I have seen other gyoretsu (processions) in Kyoto, impressive, but rather sober events, participants and spectators stone-faced, serious.  Oharame Matsuri is light, cheerful, everyone smiling, greeting each other.  Everybody seems to know everybody.  I find myself smiling too.  It is a contagious joy.

Not even halfway to their destination storm clouds gather and a cold rain begins to fall.  The entire group scurry into a cafe along the route.  Light cotton tenugui and  waraji (straw rope sandals) are no match for a spring thunder shower.

I take shelter under the eaves of a nearby building and wait with a few others for the storm to pass.  The matsuri paparazzi, moments earlier climbing over each other to get photos of the beautiful Oharame (Ohara women), abandon the project completely and race for their cars with their big, expensive cameras.  I wait and I wait, listening to the rhythm of the rain, watching the sky, looking for some blue through the gray.  45-minutes later the rain stops and the sun returns, but the parade does not resume.  I suppose the momentum is lost, the continuity broken.  A cruel joke by Mother Nature, the proverbial rain on the parade.

I am disappointed, but at the same time grateful to have witnessed the marvelous start of this Oharame Matsuri.  Next year...there's always next year.

Thursday, April 6, 2017

Core Kyoto

When I returned to Kyoto in the autumn of 2014 after a 6-month sojourn in Los Angeles it was my friend Taka who helped me secure an apartment.  His aunt, Kazuyo Kawamoto, owned an apartment building.  He mentioned her vocation was something to do with a singular, traditional Japanese craft.

Shortly after settling in I scheduled an informal rendez-vous with Kawamoto-san in her atelier, two floors below my apartment.  I wanted to see what she does.  She pulled out some fabric with incredibly detailed beading on it.  On closer inspection I realized it wasn't beading at all.  It was hundreds and hundreds of tiny knots.  Then she demonstrated the technique, an extraordinarily precise, rhythmic manipulation of thread and fabric.  The concentration and patience required for this work was mind-blowing.

Kawamoto-san doesn't speak any English and at the time I spoke very little Japanese.  I could appreciate the beauty of her work, and the tremendous dedication, but I didn't quite understand how this gorgeous fabric was used.  What was the end product?

NHK (Nippon Hōsō Kyōkai, Japan's national public broadcasting network) hosts a weekly program called "Core Kyoto".  It is a consistently engaging show highlighting the people and culture of contemporary Kyoto with deep roots in the city's history.

Last month there was an episode about Kyo-kanoko shibori - Japanese tie-dye.  This is not your crude, rainbow whorl seen on countless Grateful Dead T-shirts.  This is a painstaking, time-consuming art form dating back to the 7th Century.  A bolt of fabric (36 X 1300cm) for a single kimono requires the labor of half a dozen specialized artisans and can take more than a year to complete.
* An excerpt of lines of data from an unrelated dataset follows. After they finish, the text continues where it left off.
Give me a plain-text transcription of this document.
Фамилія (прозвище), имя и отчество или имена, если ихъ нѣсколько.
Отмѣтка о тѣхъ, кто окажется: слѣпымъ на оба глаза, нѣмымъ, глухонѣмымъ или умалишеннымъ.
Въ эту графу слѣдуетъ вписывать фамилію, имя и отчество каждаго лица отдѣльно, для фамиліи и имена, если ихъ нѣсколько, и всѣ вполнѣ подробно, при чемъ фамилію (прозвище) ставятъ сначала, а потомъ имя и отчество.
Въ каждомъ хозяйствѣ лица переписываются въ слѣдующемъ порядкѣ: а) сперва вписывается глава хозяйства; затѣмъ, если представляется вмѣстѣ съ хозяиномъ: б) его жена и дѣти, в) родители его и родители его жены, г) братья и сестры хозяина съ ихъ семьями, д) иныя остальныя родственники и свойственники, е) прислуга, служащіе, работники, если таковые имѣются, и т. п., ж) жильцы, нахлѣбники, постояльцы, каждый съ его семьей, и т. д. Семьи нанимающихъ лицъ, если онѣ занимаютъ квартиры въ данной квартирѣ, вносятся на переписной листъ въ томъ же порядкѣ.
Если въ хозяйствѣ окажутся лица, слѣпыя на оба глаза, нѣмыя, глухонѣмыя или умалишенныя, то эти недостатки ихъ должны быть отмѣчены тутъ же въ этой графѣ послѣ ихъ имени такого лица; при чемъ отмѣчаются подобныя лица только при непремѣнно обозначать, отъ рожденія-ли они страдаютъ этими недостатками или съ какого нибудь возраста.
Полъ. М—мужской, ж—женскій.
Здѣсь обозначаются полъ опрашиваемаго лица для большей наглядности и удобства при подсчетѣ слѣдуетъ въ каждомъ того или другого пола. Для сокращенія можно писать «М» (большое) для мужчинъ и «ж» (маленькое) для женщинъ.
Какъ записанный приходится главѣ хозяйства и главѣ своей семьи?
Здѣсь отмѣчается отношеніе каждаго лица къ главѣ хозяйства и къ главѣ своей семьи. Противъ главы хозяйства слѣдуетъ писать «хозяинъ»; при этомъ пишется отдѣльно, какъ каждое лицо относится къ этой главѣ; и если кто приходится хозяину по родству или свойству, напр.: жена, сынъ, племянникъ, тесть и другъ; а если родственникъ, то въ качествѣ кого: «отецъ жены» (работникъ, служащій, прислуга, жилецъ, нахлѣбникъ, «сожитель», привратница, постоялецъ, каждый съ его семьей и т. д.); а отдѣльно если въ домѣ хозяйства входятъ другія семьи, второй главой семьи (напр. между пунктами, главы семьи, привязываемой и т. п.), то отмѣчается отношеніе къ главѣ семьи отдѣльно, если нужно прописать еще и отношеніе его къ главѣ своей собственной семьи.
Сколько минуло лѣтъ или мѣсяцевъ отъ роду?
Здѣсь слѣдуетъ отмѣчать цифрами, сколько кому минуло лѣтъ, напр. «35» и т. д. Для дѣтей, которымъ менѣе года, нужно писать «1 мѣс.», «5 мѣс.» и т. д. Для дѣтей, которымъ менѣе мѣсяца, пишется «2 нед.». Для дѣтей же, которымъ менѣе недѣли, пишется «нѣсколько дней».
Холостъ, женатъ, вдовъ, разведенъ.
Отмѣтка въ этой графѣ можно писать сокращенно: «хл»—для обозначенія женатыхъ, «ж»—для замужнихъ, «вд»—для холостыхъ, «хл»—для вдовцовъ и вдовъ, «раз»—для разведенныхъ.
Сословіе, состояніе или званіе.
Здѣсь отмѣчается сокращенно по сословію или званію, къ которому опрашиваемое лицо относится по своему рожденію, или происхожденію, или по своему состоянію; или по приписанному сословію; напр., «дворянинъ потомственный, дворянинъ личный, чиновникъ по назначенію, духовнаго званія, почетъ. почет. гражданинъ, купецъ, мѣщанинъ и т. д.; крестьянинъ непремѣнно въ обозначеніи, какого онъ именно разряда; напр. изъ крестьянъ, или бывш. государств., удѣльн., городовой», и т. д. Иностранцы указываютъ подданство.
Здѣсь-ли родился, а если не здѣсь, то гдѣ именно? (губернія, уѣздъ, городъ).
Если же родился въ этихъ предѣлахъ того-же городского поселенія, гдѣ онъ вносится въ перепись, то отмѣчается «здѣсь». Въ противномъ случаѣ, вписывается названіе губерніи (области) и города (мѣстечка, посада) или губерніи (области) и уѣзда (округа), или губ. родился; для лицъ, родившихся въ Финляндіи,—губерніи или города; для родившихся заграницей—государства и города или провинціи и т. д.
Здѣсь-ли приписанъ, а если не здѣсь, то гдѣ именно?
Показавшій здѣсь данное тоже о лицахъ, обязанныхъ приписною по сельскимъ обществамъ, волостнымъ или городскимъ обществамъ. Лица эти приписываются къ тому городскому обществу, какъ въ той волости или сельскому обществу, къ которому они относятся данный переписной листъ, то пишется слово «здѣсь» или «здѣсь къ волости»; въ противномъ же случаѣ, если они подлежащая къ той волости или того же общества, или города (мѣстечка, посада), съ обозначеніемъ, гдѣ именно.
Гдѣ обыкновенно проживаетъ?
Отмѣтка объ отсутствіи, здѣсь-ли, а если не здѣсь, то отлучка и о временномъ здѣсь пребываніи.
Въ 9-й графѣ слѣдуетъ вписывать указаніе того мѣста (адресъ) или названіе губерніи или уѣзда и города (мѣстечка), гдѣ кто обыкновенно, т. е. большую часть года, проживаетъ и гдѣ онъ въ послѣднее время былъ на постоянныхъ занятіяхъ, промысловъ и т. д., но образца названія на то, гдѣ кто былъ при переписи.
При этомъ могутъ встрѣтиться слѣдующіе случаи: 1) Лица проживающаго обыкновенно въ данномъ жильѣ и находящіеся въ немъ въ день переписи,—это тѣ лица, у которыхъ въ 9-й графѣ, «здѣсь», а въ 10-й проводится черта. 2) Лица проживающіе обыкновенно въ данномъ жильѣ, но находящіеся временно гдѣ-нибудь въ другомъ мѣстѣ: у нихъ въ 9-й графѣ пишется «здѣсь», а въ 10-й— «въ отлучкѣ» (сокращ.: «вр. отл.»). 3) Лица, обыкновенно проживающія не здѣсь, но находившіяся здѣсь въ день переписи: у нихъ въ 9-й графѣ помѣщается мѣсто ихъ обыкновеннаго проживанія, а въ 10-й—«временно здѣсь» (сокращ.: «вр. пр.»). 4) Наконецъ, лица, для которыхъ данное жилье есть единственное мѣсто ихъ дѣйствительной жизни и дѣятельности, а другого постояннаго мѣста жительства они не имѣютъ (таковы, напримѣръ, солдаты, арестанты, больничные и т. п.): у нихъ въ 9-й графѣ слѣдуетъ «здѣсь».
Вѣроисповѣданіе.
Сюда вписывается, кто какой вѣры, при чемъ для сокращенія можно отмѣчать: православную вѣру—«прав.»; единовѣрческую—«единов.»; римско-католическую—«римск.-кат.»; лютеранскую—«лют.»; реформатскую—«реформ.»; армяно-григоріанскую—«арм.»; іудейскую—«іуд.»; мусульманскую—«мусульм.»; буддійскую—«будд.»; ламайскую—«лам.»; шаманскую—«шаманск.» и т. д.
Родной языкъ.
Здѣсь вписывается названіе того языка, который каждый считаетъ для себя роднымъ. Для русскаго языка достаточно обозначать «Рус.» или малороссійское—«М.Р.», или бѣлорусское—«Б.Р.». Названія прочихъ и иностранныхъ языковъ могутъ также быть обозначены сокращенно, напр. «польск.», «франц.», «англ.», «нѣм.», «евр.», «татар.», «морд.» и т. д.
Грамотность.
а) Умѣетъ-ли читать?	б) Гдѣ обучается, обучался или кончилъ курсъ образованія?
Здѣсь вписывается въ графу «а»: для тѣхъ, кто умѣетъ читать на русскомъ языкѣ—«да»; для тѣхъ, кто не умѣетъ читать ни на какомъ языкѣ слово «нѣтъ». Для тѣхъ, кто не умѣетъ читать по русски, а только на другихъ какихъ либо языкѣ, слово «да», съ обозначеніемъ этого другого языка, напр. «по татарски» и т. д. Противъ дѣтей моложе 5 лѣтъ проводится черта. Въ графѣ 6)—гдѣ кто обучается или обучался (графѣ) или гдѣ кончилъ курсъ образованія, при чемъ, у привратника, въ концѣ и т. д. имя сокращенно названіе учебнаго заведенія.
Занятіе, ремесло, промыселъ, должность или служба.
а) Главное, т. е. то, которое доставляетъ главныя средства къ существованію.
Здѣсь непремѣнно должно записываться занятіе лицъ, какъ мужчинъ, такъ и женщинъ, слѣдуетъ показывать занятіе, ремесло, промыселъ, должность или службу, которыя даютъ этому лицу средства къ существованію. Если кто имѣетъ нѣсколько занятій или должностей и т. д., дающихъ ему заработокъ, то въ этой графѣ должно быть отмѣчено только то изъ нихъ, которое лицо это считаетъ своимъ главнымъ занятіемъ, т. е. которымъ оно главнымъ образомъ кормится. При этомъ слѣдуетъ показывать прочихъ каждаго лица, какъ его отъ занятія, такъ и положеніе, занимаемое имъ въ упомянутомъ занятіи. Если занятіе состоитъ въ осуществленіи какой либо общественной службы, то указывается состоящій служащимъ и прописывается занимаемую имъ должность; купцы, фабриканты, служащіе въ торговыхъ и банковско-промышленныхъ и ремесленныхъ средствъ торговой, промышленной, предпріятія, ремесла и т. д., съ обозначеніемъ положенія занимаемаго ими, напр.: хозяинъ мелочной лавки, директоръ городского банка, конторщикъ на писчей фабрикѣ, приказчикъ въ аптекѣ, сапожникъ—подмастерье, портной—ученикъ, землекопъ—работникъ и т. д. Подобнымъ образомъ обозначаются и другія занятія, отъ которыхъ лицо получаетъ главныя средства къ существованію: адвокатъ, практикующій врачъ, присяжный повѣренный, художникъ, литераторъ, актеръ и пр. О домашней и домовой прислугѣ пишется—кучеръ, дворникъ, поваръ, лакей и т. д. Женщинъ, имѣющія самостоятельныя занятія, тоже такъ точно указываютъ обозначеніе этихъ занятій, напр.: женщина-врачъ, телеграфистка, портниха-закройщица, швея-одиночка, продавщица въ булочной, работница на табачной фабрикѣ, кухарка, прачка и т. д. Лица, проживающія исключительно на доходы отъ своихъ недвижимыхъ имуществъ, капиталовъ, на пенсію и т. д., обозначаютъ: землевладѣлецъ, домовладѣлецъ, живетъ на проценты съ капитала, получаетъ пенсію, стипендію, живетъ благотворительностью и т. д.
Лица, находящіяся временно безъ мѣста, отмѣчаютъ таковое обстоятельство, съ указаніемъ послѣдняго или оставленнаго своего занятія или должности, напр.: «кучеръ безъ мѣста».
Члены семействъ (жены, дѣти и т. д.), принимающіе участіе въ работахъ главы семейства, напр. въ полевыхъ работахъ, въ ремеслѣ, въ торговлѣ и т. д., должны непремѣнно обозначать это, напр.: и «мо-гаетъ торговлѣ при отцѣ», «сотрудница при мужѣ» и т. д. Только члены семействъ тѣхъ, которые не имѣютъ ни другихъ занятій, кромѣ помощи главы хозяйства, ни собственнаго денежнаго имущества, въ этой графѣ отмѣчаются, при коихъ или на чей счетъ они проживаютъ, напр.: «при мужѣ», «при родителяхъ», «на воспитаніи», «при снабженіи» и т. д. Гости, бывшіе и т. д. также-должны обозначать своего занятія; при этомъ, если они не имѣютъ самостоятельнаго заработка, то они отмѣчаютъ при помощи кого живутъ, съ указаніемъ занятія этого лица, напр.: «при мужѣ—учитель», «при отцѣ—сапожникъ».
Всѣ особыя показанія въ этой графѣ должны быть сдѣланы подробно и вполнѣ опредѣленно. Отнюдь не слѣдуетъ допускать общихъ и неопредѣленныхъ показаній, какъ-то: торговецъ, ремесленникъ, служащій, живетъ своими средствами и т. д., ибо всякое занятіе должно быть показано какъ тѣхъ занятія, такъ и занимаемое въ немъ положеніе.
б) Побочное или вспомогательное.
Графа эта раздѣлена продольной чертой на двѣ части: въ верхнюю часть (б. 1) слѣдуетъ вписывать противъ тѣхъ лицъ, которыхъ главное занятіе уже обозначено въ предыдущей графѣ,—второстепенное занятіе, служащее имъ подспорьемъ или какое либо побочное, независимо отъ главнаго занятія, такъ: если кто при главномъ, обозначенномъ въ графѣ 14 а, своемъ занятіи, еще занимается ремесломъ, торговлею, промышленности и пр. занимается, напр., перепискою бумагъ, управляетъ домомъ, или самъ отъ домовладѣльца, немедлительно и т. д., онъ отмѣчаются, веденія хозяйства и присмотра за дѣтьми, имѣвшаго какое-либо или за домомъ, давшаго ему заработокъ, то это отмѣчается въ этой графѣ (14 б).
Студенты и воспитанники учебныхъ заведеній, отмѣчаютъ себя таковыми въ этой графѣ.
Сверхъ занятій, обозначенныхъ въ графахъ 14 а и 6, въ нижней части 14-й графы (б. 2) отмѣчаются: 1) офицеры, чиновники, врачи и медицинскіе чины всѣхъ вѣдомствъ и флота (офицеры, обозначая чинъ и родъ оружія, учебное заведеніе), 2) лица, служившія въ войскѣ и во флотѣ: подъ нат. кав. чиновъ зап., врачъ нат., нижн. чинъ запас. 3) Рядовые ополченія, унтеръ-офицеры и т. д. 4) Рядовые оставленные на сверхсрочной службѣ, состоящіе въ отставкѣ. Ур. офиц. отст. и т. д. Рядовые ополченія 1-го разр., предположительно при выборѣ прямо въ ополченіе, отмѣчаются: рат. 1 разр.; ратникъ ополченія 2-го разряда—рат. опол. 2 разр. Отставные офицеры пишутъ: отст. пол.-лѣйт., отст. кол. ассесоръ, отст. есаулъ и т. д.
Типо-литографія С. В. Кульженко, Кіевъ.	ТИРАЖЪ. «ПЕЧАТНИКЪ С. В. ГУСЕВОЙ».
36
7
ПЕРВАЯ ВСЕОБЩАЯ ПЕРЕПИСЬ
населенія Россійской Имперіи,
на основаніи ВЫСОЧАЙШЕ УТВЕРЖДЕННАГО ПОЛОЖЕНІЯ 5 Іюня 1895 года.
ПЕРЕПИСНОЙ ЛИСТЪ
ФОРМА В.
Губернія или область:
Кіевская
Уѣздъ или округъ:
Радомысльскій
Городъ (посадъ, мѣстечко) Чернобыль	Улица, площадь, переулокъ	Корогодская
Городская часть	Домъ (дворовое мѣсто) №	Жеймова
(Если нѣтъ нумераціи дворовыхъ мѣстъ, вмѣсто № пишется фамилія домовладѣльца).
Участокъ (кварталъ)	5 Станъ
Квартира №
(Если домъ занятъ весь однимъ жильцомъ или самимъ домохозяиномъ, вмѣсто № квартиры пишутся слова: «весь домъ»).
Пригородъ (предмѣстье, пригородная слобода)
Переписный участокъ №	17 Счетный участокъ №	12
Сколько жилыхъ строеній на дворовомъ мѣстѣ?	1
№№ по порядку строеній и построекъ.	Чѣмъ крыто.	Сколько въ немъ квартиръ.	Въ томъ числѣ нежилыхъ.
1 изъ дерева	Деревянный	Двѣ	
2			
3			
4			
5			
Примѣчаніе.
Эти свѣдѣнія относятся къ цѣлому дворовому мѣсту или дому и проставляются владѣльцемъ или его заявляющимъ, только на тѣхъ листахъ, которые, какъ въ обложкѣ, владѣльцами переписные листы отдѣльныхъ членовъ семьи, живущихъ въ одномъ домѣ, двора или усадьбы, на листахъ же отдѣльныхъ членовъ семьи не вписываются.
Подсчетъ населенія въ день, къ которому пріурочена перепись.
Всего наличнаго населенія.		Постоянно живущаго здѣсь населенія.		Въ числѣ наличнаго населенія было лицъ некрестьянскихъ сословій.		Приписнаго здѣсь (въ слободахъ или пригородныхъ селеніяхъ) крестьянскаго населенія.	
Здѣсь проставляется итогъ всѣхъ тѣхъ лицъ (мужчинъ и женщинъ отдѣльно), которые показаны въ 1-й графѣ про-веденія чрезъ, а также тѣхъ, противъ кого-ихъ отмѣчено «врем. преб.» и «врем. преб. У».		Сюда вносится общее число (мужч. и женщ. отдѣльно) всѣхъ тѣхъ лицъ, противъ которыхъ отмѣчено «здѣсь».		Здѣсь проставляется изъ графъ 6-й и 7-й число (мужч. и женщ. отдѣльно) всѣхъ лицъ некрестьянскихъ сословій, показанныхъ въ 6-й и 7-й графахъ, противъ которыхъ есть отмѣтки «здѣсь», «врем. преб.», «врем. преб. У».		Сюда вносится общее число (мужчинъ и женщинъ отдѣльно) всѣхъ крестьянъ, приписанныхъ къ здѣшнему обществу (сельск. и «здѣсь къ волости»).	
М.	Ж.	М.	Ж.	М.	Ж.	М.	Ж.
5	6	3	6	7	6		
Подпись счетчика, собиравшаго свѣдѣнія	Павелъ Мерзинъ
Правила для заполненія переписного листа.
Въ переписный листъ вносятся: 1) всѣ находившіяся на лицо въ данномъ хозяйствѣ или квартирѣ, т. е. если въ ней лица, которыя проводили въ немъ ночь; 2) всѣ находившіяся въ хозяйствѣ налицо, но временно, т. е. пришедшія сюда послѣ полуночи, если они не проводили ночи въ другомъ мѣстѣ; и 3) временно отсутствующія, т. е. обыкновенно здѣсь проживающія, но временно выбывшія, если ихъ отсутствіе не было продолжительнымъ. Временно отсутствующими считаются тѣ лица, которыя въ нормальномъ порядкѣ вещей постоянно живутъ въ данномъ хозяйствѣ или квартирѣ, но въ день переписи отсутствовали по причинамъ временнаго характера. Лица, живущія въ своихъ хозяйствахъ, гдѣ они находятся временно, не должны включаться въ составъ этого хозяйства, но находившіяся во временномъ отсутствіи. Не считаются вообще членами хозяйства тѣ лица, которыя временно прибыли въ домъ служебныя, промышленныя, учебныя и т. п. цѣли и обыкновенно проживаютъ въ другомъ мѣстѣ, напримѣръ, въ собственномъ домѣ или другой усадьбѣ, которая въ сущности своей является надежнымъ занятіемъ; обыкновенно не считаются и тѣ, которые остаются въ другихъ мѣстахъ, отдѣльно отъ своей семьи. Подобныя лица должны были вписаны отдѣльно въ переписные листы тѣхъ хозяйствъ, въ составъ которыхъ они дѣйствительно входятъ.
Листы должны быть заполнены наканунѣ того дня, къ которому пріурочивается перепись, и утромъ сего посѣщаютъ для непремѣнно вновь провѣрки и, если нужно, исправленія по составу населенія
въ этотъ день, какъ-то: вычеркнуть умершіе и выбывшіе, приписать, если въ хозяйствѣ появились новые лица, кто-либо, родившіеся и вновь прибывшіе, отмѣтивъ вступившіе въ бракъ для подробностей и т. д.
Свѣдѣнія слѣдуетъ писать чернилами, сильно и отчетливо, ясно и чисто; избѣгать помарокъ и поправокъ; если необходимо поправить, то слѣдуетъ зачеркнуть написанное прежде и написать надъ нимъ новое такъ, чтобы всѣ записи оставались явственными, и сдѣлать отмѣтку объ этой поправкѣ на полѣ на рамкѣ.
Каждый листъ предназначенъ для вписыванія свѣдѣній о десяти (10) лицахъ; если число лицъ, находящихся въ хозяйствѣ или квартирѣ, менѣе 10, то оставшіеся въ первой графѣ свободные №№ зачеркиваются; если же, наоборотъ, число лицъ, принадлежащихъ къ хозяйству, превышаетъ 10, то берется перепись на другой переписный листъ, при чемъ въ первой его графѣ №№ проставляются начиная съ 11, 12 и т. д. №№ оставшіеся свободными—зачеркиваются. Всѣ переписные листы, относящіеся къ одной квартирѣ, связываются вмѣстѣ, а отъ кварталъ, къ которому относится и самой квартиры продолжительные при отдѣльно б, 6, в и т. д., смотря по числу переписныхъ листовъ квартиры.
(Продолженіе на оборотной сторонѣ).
This is what my landlord does for a living.  She is one of only a handful of people in Japan that still plies this craft.  She has been recognized by the Emperor for her skill.  I've seen the medal of honor.

It's funny.  I see Kawamoto-san almost everyday, walking her Shiba-inu, watering her plants.  We chit-chat about the weather.  I’ve had dinner with her and the family.  She always makes me smile.  She is "core Kyoto" and I'm lucky to know her.